But recognizing or even bucking political reality isn't being anti-Semitic or hostile to the Israelis. Nor is conceding -- as Hagel does -- that there's not a lot of political courage in Congress on the Israel issue. Let's face it. For a group of 100 pretty smart U.S. senators, there really isn't much debate, nuance, let alone broad disagreement about supporting Israel -- and that's not just because Israel is a very close ally of the United States or that what it does is always in America's interests.

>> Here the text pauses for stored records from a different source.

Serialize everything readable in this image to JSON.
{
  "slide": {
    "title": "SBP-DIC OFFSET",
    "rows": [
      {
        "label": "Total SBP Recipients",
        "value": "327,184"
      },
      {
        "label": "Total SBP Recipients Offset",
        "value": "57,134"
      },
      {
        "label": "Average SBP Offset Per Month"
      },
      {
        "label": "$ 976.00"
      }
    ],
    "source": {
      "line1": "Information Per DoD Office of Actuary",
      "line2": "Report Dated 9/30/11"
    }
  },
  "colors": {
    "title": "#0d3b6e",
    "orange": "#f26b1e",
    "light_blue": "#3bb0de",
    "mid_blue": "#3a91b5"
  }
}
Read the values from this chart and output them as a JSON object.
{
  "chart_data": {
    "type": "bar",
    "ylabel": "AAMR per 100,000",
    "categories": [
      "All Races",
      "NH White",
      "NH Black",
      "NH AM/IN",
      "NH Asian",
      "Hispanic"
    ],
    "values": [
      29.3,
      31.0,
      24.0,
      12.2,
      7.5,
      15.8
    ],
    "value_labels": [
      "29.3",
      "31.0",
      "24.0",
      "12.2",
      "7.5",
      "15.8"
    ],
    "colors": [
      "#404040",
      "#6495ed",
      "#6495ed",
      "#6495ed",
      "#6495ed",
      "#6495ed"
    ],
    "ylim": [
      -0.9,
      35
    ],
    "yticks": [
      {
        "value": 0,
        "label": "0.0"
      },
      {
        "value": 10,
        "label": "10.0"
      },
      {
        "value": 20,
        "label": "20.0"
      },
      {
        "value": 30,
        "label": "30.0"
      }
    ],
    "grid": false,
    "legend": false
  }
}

But the issue goes considerably deeper. I don't use the term "Jewish lobby" because it really fails to capture the depth and breadth of support for Israel in America today. Millions of evangelical Christians and non-evangelical Christians support Israel for reasons of eschatology and value affinity. Indeed, if it weren't for the non-Jewish support Israel receives based on the fact that it's in the broadest conception of the U.S. national interest to support like-minded societies -- even those that pursue policies we don't like (see: settlements) -- the U.S.-Israeli relationship would be a shadow of itself.

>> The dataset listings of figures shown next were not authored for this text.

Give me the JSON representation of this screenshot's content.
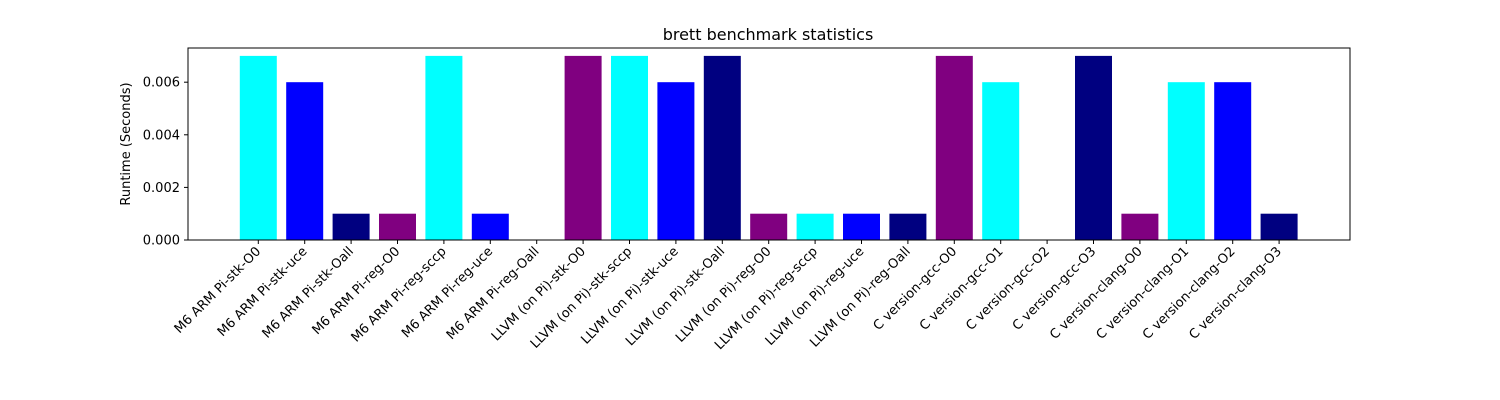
{
  "chart_data": {
    "type": "bar",
    "title": "brett benchmark statistics",
    "xlabel": "",
    "ylabel": "Runtime (Seconds)",
    "ylim": [
      0,
      0.0073
    ],
    "yticks": [
      0.0,
      0.002,
      0.004,
      0.006
    ],
    "ytick_labels": [
      "0.000",
      "0.002",
      "0.004",
      "0.006"
    ],
    "grid": false,
    "categories": [
      "M6 ARM Pi-stk-O0",
      "M6 ARM Pi-stk-uce",
      "M6 ARM Pi-stk-Oall",
      "M6 ARM Pi-reg-O0",
      "M6 ARM Pi-reg-sccp",
      "M6 ARM Pi-reg-uce",
      "M6 ARM Pi-reg-Oall",
      "LLVM (on Pi)-stk-O0",
      "LLVM (on Pi)-stk-sccp",
      "LLVM (on Pi)-stk-uce",
      "LLVM (on Pi)-stk-Oall",
      "LLVM (on Pi)-reg-O0",
      "LLVM (on Pi)-reg-sccp",
      "LLVM (on Pi)-reg-uce",
      "LLVM (on Pi)-reg-Oall",
      "C version-gcc-O0",
      "C version-gcc-O1",
      "C version-gcc-O2",
      "C version-gcc-O3",
      "C version-clang-O0",
      "C version-clang-O1",
      "C version-clang-O2",
      "C version-clang-O3"
    ],
    "values": [
      0.007,
      0.006,
      0.001,
      0.001,
      0.007,
      0.001,
      0.0,
      0.007,
      0.007,
      0.006,
      0.007,
      0.001,
      0.001,
      0.001,
      0.001,
      0.007,
      0.006,
      0.0,
      0.007,
      0.001,
      0.006,
      0.006,
      0.001
    ],
    "colors": [
      "#00ffff",
      "#0000ff",
      "#000080",
      "#800080",
      "#00ffff",
      "#0000ff",
      "#000080",
      "#800080",
      "#00ffff",
      "#0000ff",
      "#000080",
      "#800080",
      "#00ffff",
      "#0000ff",
      "#000080",
      "#800080",
      "#00ffff",
      "#0000ff",
      "#000080",
      "#800080",
      "#00ffff",
      "#0000ff",
      "#000080"
    ]
  }
}
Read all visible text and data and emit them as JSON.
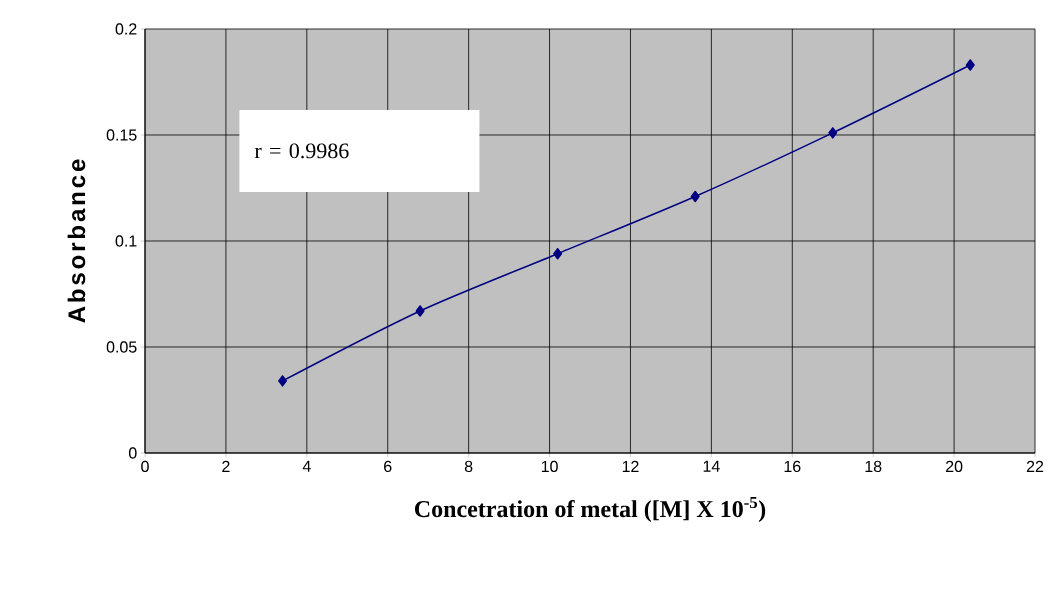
{
  "chart_data": {
    "type": "line",
    "xlabel": "Concetration of metal ([M] X 10$^{-5}$)",
    "ylabel": "Absorbance",
    "x": [
      3.4,
      6.8,
      10.2,
      13.6,
      17,
      20.4
    ],
    "series": [
      {
        "color": "#000080",
        "values": [
          0.034,
          0.067,
          0.094,
          0.121,
          0.151,
          0.183
        ]
      }
    ],
    "xlim": [
      0,
      22
    ],
    "ylim": [
      0,
      0.2
    ],
    "xticks": [
      0,
      2,
      4,
      6,
      8,
      10,
      12,
      14,
      16,
      18,
      20,
      22
    ],
    "yticks": [
      0,
      0.05,
      0.1,
      0.15,
      0.2
    ],
    "annotations": [
      "r = 0.9986"
    ],
    "grid": true,
    "marker": "diamond",
    "line_style": "solid"
  }
}
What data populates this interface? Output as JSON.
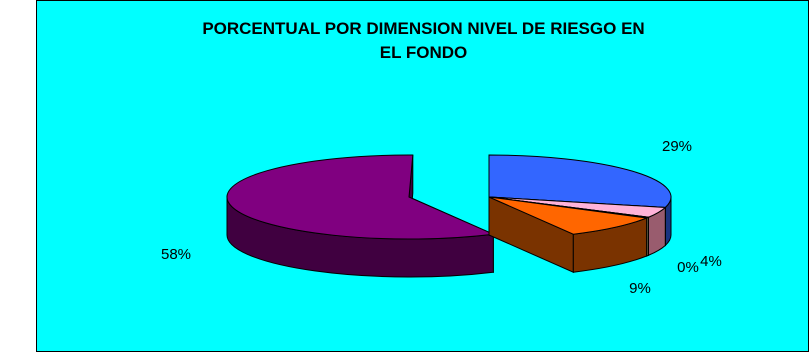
{
  "chart_data": {
    "type": "pie",
    "title_lines": [
      "PORCENTUAL POR DIMENSION NIVEL DE RIESGO EN",
      "EL FONDO"
    ],
    "three_d": true,
    "background": "#00FFFF",
    "slices": [
      {
        "value": 29,
        "label": "29%",
        "color": "#3366FF",
        "side_color": "#1A3480",
        "exploded": true
      },
      {
        "value": 4,
        "label": "4%",
        "color": "#FFB3D9",
        "side_color": "#995C6E",
        "exploded": true
      },
      {
        "value": 0,
        "label": "0%",
        "color": "#CCCC99",
        "side_color": "#6B6B4C",
        "exploded": true
      },
      {
        "value": 9,
        "label": "9%",
        "color": "#FF6600",
        "side_color": "#7A3300",
        "exploded": true
      },
      {
        "value": 58,
        "label": "58%",
        "color": "#800080",
        "side_color": "#400040",
        "exploded": false
      }
    ]
  }
}
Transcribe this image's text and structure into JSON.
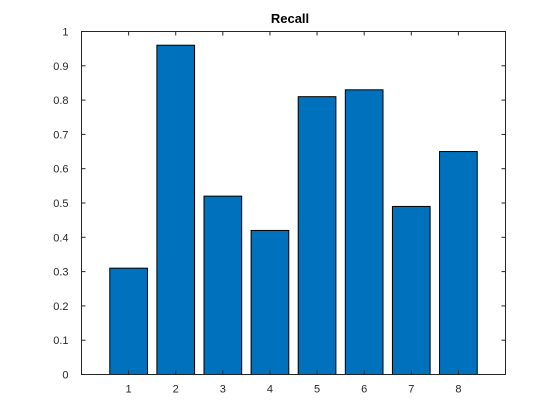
{
  "chart_data": {
    "type": "bar",
    "title": "Recall",
    "xlabel": "",
    "ylabel": "",
    "categories": [
      "1",
      "2",
      "3",
      "4",
      "5",
      "6",
      "7",
      "8"
    ],
    "values": [
      0.31,
      0.96,
      0.52,
      0.42,
      0.81,
      0.83,
      0.49,
      0.65
    ],
    "xlim": [
      0,
      9
    ],
    "ylim": [
      0,
      1
    ],
    "yticks": [
      0,
      0.1,
      0.2,
      0.3,
      0.4,
      0.5,
      0.6,
      0.7,
      0.8,
      0.9,
      1
    ],
    "ytick_labels": [
      "0",
      "0.1",
      "0.2",
      "0.3",
      "0.4",
      "0.5",
      "0.6",
      "0.7",
      "0.8",
      "0.9",
      "1"
    ],
    "grid": false,
    "legend": "none",
    "bar_color": "#0072BD",
    "bar_edge_color": "#000000"
  }
}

Even though the Arabs and Iranians are Israel's best talking points in Washington, sorry, conspiracy theorists: There's simply no way 5.5 million American Jews can account for the support Israel receives. It is the image of Israel in the mind of America -- as a democratic, humanistic, pro-Western state worthy of support -- that drives the special relationship. When that perception of shared values and interests changes, so will the U.S.-Israel relationship.

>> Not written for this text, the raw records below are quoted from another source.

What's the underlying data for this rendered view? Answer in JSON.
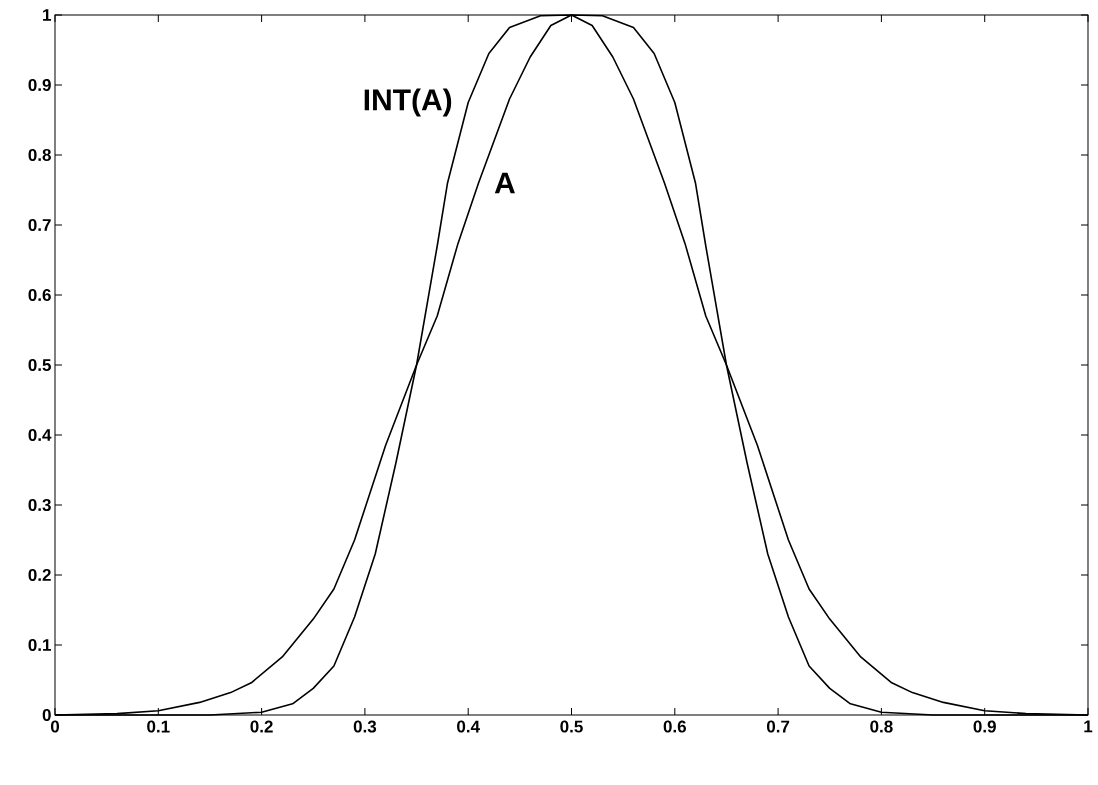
{
  "chart_data": {
    "type": "line",
    "xlim": [
      0,
      1
    ],
    "ylim": [
      0,
      1
    ],
    "xticks": [
      0,
      0.1,
      0.2,
      0.3,
      0.4,
      0.5,
      0.6,
      0.7,
      0.8,
      0.9,
      1
    ],
    "yticks": [
      0,
      0.1,
      0.2,
      0.3,
      0.4,
      0.5,
      0.6,
      0.7,
      0.8,
      0.9,
      1
    ],
    "grid": false,
    "marker": "none",
    "line_style": "solid",
    "series": [
      {
        "name": "A",
        "color": "#000000",
        "x": [
          0,
          0.06,
          0.1,
          0.14,
          0.17,
          0.19,
          0.22,
          0.25,
          0.27,
          0.29,
          0.32,
          0.35,
          0.37,
          0.39,
          0.41,
          0.44,
          0.46,
          0.48,
          0.5,
          0.52,
          0.54,
          0.56,
          0.59,
          0.61,
          0.63,
          0.65,
          0.68,
          0.71,
          0.73,
          0.75,
          0.78,
          0.81,
          0.83,
          0.86,
          0.9,
          0.94,
          1
        ],
        "values": [
          0,
          0.002,
          0.006,
          0.018,
          0.032,
          0.046,
          0.083,
          0.137,
          0.18,
          0.25,
          0.385,
          0.5,
          0.57,
          0.673,
          0.76,
          0.88,
          0.94,
          0.985,
          1,
          0.985,
          0.94,
          0.88,
          0.76,
          0.673,
          0.57,
          0.5,
          0.385,
          0.25,
          0.18,
          0.137,
          0.083,
          0.046,
          0.032,
          0.018,
          0.006,
          0.002,
          0
        ]
      },
      {
        "name": "INT(A)",
        "color": "#000000",
        "x": [
          0,
          0.15,
          0.2,
          0.23,
          0.25,
          0.27,
          0.29,
          0.31,
          0.33,
          0.35,
          0.37,
          0.38,
          0.4,
          0.42,
          0.44,
          0.47,
          0.5,
          0.53,
          0.56,
          0.58,
          0.6,
          0.62,
          0.63,
          0.65,
          0.67,
          0.69,
          0.71,
          0.73,
          0.75,
          0.77,
          0.8,
          0.85,
          1
        ],
        "values": [
          0,
          0,
          0.004,
          0.016,
          0.038,
          0.07,
          0.14,
          0.23,
          0.36,
          0.5,
          0.67,
          0.76,
          0.875,
          0.945,
          0.982,
          0.999,
          1,
          0.999,
          0.982,
          0.945,
          0.875,
          0.76,
          0.67,
          0.5,
          0.36,
          0.23,
          0.14,
          0.07,
          0.038,
          0.016,
          0.004,
          0,
          0
        ]
      }
    ]
  }
}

The reaction to Hagel's comments about domestic politics also reflects something else, too: the dishonest debate in America about the role of the pro-Israeli community here.
Israel's supporters want everyone to believe that domestic politics have nothing to do with why America supports Israel; for them, it's all value affinity and Israel as a strategic ally. Israel's detractors want everyone to conclude that domestic politics is just about all there is, and that without the lobby, there wouldn't be a special bond. Neither is true.
The fact is, the pro-Israeli community in America does have a powerful voice, particularly in Congress, but it doesn't have a veto over U.S. policy. And the farther you go from Capitol Hill, the clearer this becomes. Willful presidents with smart strategies trump domestic lobbies every time, whether it's on arms sales or peace initiatives. Indeed, I've long believed that the real Jewish lobby is the Jewish lobby of one -- the effect that an Israeli prime minister can have on a U.S. president. When they can find a way to work together and respect one another's interests, good stuff happens for both America and Israel -- and usually for the Arabs, too.